On March 25, 1983, business was booming at Harry’s Liquor, Wine & Cheese, near the Environmental Protection Agency’s Washington, D.C., headquarters. EPA employees were in the mood to party. The agency’s top lawyer had just resigned, the latest casualty in a purge of political appointees. Weeks earlier, EPA Administrator Anne Gorsuch Burford had also resigned amid a ballooning controversy over her management of the Superfund program. Agency staff celebrated by springing for eight cases of champagne and six ounces of Russian caviar from Harry’s. One employee even took vacation time to sell commemorative T-shirts to his colleagues. They read: “I Survived the Ice Queen’s Acid Reign.”
The EPA was only a decade old when Gorsuch, as she was then known—she married Bureau of Land Management Director Robert Burford in 1983—became its first female administrator. Gorsuch, a conservative state legislator from Colorado, promptly embroiled the agency in a political fight for its life. Even though Congress had recently expanded the EPA’s workload, Gorsuch and the Reagan White House cut its budget and staff. Gorsuch derided the agency’s approach to environmental protection as “bean counting,” saying it measured success by the number of enforcement actions it took or regulations it issued rather than by what they achieved. She claimed that the agency could do more for the environment with fewer resources by giving states broader autonomy to decide how to curb pollution. But many career employees, environmentalists and congressional representatives didn’t buy it, seeing Gorsuch’s philosophy as window dressing for an industry-friendly agenda to neuter environmental laws.
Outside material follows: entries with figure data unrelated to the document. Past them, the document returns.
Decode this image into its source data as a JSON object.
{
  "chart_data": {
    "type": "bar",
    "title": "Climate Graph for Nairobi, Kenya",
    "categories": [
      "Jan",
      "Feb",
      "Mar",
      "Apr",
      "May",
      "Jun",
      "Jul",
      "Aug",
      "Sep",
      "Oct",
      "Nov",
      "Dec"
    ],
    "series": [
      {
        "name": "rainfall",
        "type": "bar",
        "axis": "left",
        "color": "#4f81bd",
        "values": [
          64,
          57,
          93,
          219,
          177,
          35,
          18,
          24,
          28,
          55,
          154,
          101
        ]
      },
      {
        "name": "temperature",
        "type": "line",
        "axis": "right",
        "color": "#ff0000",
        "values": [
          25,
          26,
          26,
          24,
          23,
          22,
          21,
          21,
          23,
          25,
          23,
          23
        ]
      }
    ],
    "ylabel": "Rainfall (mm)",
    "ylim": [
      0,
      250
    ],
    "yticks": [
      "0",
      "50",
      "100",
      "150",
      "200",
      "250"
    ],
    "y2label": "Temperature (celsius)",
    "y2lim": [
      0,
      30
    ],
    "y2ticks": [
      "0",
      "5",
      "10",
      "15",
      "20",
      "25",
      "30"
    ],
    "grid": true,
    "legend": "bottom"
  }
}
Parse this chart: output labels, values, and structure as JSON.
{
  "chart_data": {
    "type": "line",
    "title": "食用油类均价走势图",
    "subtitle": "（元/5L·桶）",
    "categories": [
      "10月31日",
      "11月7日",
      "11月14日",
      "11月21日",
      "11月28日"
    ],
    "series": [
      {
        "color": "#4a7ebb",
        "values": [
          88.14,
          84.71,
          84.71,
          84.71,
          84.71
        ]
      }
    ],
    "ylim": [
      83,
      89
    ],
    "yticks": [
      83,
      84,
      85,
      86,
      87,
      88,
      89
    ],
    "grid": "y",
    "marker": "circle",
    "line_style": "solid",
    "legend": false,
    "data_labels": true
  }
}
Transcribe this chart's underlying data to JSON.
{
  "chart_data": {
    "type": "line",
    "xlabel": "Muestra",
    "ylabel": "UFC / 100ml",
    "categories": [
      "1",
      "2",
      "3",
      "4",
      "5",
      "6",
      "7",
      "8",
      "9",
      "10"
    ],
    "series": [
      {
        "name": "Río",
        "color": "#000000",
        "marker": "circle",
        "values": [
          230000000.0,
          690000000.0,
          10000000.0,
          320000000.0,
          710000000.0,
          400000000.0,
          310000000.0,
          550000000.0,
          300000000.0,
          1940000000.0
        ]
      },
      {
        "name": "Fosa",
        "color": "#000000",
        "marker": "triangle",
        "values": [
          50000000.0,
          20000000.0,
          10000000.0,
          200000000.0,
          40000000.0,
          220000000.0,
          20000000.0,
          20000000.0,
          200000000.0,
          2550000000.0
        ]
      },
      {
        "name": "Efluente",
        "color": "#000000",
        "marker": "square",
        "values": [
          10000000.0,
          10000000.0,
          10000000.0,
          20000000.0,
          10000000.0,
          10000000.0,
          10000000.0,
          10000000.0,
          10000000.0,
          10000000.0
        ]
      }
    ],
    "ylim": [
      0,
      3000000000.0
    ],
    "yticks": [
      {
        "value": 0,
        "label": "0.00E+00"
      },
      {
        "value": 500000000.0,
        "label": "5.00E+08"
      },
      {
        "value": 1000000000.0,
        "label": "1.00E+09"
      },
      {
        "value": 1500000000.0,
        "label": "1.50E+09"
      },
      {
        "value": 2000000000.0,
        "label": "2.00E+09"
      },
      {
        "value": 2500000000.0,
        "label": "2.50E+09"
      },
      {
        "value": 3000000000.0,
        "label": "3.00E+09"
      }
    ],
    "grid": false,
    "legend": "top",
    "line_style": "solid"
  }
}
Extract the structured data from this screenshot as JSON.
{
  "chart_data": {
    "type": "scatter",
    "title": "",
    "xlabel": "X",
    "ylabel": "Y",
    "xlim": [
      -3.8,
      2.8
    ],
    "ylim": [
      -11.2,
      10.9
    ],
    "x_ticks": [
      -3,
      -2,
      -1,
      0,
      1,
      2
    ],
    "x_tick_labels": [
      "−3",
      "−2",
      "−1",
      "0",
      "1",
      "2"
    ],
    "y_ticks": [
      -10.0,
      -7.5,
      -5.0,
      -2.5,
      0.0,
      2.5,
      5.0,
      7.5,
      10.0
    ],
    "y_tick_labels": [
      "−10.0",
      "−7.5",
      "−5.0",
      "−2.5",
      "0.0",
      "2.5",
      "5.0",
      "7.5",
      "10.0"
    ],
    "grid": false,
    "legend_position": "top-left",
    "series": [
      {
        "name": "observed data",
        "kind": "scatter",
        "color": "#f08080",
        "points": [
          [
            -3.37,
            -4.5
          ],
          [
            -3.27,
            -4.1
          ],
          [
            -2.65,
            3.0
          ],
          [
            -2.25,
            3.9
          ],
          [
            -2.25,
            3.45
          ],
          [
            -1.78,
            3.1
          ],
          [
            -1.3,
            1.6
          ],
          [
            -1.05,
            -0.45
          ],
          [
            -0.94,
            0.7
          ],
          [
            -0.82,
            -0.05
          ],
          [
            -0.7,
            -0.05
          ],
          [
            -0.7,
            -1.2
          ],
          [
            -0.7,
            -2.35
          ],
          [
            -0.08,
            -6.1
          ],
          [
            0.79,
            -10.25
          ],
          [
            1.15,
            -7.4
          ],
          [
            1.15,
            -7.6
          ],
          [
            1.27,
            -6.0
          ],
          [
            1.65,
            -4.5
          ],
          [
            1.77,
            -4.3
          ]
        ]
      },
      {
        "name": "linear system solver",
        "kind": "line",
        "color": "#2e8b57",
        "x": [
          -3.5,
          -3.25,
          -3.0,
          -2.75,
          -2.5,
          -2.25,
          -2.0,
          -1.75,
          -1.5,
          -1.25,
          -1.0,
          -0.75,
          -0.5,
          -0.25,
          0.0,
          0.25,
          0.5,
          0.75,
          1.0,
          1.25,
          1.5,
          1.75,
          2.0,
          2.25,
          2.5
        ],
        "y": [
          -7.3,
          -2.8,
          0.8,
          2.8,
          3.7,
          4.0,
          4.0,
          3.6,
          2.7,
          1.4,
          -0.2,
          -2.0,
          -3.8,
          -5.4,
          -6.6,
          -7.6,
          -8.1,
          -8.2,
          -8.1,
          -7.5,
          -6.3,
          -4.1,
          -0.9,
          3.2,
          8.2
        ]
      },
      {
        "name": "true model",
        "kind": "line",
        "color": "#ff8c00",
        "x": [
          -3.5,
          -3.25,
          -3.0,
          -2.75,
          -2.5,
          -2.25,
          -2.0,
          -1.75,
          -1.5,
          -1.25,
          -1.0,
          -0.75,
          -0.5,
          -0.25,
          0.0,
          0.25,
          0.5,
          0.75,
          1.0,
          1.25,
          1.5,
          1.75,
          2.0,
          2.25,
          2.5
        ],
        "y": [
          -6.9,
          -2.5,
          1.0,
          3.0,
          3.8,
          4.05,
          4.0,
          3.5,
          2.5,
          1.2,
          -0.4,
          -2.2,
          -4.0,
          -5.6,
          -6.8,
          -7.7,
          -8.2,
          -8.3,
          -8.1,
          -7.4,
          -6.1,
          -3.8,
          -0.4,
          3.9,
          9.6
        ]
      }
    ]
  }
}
The debate surrounding the EPA’s future is strikingly similar today as Scott Pruitt assumes command. The former Oklahoma attorney general made a name for himself by fighting what he termed the “activist agenda” of former President Barack Obama’s EPA. Pruitt filed 14 lawsuits against the agency, including suits to block its efforts to clear smog from national parks and wilderness areas and to cut carbon emissions from power plants. Like Gorsuch, Pruitt thinks the EPA needs to relinquish more power to the states.